Soon after the first bombs landed, the question the British faced was what to do about this. A vital question was: How accurate are the bombs? If they could be aimed with accuracy, the Germans would just pick off target after target, which would severely affect the outcome of the war. On the other hand, if the bombs were just pointed at London and fired off to land randomly, the situation was different. The services of RD Clarke, an actuary of the Prudential Assurance Company, were employed to analyse the bombs landing in South London. He concluded that the bombs landed in a distribution known as the Poisson distribution and were, thus, not aimed but landed randomly.

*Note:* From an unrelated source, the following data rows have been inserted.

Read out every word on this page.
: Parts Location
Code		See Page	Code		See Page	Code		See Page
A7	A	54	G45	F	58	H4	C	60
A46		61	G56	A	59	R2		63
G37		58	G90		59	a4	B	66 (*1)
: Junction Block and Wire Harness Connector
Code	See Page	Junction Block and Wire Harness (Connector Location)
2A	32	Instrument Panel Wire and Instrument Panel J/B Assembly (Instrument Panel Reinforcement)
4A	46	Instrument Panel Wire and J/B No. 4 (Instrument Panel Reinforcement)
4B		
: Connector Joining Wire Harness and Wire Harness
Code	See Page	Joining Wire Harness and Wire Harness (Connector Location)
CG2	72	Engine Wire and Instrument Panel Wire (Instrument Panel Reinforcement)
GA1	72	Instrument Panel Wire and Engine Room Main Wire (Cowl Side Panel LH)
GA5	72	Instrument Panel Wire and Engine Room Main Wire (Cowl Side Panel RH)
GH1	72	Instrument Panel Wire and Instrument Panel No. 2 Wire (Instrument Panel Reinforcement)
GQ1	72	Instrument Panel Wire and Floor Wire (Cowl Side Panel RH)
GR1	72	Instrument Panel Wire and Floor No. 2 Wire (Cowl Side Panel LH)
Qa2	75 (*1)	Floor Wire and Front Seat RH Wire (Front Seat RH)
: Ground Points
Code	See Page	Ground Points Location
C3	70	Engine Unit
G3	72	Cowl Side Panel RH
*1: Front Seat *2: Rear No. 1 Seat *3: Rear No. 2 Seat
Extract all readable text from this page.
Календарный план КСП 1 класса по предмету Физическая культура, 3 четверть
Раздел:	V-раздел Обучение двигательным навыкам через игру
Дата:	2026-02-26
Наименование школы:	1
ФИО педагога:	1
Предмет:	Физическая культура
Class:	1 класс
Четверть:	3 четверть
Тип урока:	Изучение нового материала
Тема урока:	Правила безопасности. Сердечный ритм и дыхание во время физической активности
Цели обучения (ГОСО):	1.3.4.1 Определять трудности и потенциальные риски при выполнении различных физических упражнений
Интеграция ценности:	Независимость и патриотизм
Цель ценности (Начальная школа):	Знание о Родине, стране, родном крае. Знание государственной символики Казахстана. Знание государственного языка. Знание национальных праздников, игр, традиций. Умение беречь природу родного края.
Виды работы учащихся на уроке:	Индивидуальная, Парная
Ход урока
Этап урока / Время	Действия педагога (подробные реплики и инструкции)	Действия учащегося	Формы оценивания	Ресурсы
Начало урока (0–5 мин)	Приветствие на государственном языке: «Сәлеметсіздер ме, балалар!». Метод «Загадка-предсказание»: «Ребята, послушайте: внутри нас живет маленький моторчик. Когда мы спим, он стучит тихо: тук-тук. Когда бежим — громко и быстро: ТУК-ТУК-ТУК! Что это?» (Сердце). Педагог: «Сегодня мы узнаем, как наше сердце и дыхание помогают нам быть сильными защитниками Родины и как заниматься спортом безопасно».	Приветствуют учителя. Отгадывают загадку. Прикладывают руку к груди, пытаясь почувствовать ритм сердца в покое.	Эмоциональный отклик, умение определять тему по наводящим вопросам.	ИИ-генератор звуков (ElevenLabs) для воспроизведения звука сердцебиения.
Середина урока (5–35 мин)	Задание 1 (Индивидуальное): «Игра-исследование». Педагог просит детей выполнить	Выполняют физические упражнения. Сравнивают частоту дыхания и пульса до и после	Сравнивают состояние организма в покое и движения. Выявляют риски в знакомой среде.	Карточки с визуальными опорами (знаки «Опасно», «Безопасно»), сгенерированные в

Having worked this out, the British had to decide what to do about it. It was possible to shoot the bombs down with anti-aircraft fire or by means of modified fighter aircraft, but this did not deal with the problem entirely. Dr RV Jones, of British Air Scientific Intelligence, came up with an idea: he arranged that the bombs that felt short of London were paired with bombs that overshot London. He then arranged for the British newspapers to publish the falling of these bombs but to have the time of landing of the short landing bombs given as the time of the long landing bombs and vice versa. He correctly assumed that the Germans would hear of this information and then either overfuel or underfuel the bombs so that short-landing bombs would fall even shorter and overshoots would overshoot even more.

The next weapons the Germans used against the British were rockets, known as V2 rockets. These flew faster than the speed of sound and, thus, conventional means of defence (anti-aircraft, fighter interception) could not be used. Fortunately, the British overran the launching sites of the V2s.

A number of things about the V2s are not known: the British captured a number of V2s and these were sent to America, along with German scientists who had been involved in the design. At White Sands, in New Mexico, the Americans fired off all the V2s and established a height record of 101 miles in the 1950s. Following these tests, the American set about designing a rocket of their own: the Viking rocket. This rocket was nowhere near as good as the V2: it was unstable, had flight direction problems and one blew up on the launching pad. But, finally, it flew and was the prototype for all American rockets in the 1960s. All from a weapon of war.